Cela signifie que nous voulons être certains de tirer parti au maximum des connaissances que nous accumulons, avec le temps, au sujet d'un médicament. C'est la façon traditionnelle de faire des études avant la mise en marché et nous n'avons pas voulu changer cela. Néanmoins, aux États-Unis, il y a des mécanismes qui permettent de commercialiser les médicaments plus rapidement, c'est-à-dire plus tôt au cours de l'étude préalable à la commercialisation. Au Canada, cela visait 32 médicaments sur les 9 000 qui sont commercialisés normalement et ces médicaments s'adressaient à une très petite population, à des gens pour qui cela répondait à un besoin médical. C'est donc très limité.
Aux États-Unis, on a veillé à assurer un suivi. Nous avons essayé d'explorer ce concept de façon très raisonnable, car les gens qui sont dans cette situation et qui prennent ces médicaments doivent savoir dans quel contexte ils se trouvent et il faut que l'étude puisse être complétée. L'Europe travaille également sur cette question.

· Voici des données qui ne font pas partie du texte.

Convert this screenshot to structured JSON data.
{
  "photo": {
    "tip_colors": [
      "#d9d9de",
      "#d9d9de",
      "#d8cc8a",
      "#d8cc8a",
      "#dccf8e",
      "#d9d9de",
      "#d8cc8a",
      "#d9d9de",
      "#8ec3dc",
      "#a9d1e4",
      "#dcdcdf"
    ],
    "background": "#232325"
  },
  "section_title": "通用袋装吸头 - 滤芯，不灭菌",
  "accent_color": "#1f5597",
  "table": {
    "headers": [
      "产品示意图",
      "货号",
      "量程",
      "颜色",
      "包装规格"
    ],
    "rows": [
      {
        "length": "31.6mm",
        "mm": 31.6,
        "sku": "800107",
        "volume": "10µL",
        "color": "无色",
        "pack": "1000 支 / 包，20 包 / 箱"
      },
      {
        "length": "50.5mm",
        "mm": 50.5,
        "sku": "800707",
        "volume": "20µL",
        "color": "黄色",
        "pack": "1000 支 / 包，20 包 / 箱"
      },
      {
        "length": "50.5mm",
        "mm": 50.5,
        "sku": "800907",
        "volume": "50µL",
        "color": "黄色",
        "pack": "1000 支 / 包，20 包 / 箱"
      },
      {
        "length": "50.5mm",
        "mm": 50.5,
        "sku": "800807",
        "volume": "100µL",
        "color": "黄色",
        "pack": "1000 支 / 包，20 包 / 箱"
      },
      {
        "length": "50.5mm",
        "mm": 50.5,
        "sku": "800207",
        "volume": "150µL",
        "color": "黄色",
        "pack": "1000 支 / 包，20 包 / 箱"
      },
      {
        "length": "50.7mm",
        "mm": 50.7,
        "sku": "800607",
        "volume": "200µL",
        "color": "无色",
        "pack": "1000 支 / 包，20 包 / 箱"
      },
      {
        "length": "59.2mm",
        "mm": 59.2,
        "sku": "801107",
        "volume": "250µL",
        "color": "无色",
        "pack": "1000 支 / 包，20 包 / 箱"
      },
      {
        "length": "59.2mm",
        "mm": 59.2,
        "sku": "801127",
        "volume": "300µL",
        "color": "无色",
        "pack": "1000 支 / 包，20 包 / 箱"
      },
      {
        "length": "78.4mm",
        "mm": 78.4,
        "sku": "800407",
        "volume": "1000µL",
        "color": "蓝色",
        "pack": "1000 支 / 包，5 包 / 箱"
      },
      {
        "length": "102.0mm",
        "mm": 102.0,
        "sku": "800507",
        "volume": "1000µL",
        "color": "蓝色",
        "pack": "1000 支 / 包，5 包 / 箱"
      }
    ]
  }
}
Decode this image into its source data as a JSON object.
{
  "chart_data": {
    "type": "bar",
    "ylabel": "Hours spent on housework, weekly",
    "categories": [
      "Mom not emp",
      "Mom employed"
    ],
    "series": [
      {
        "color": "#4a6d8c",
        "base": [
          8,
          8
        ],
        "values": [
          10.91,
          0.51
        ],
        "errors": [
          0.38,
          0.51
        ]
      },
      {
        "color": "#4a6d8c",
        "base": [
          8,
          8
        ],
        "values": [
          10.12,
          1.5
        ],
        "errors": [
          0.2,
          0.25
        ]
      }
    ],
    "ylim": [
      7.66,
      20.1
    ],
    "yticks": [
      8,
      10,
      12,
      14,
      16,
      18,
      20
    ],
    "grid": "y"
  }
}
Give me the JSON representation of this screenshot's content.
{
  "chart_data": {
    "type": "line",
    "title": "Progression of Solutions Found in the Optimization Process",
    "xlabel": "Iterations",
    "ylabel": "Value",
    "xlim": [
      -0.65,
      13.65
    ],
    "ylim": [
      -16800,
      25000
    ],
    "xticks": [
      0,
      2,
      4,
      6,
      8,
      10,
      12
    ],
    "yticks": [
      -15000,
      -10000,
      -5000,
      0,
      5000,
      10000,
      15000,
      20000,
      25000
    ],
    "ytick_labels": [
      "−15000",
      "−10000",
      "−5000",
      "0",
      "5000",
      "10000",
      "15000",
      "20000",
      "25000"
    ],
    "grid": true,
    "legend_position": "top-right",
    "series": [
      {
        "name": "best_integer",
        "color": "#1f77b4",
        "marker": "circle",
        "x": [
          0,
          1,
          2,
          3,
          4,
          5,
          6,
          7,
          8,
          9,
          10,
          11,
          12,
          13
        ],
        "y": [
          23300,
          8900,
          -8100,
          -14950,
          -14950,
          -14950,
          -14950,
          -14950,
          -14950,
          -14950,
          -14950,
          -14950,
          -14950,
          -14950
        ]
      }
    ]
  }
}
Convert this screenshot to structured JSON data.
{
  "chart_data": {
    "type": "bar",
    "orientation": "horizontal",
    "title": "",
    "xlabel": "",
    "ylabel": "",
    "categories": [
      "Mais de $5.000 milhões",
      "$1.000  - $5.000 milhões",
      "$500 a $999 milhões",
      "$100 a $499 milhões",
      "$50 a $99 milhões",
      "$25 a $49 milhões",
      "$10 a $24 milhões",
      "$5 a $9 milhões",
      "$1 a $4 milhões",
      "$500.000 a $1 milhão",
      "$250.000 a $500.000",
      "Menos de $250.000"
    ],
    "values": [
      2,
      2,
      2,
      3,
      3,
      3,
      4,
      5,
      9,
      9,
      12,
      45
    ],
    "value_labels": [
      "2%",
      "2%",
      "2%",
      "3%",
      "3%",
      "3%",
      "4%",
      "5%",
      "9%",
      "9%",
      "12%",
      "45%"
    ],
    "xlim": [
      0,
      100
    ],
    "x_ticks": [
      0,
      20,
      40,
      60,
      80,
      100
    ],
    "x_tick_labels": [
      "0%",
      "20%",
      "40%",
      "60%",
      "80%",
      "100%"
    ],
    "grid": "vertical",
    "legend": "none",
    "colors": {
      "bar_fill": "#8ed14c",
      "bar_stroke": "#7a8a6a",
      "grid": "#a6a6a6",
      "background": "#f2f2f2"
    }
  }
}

Par conséquent, cela dépend de la façon dont vous assumez vos responsabilités à l'égard de ces quelques médicaments — et il ne s'agit pas des autorisations générales dont la plupart des médicaments feront l'objet au cours de leur cycle de vie. En fait, pour la majorité des médicaments, il n'y a pas de changement dans les données requises avant la mise en marché. C'est seulement pour ce très petit nombre de médicaments.
Ensuite, il s'agit de vraiment s'assurer que ces engagements sont tenus. Nous avons réfléchi à la question et nous en avons discuté avec un grand nombre de groupes et on insiste beaucoup sur… Par exemple, les provinces nous ont dit qu'elles voulaient que la plupart des problèmes soient résolus et que nous devons régler cette question de façon raisonnable. Nous veillons à ce que ces engagements soient tenus et c'est là une politique sur laquelle nous nous sommes penchés très sérieusement.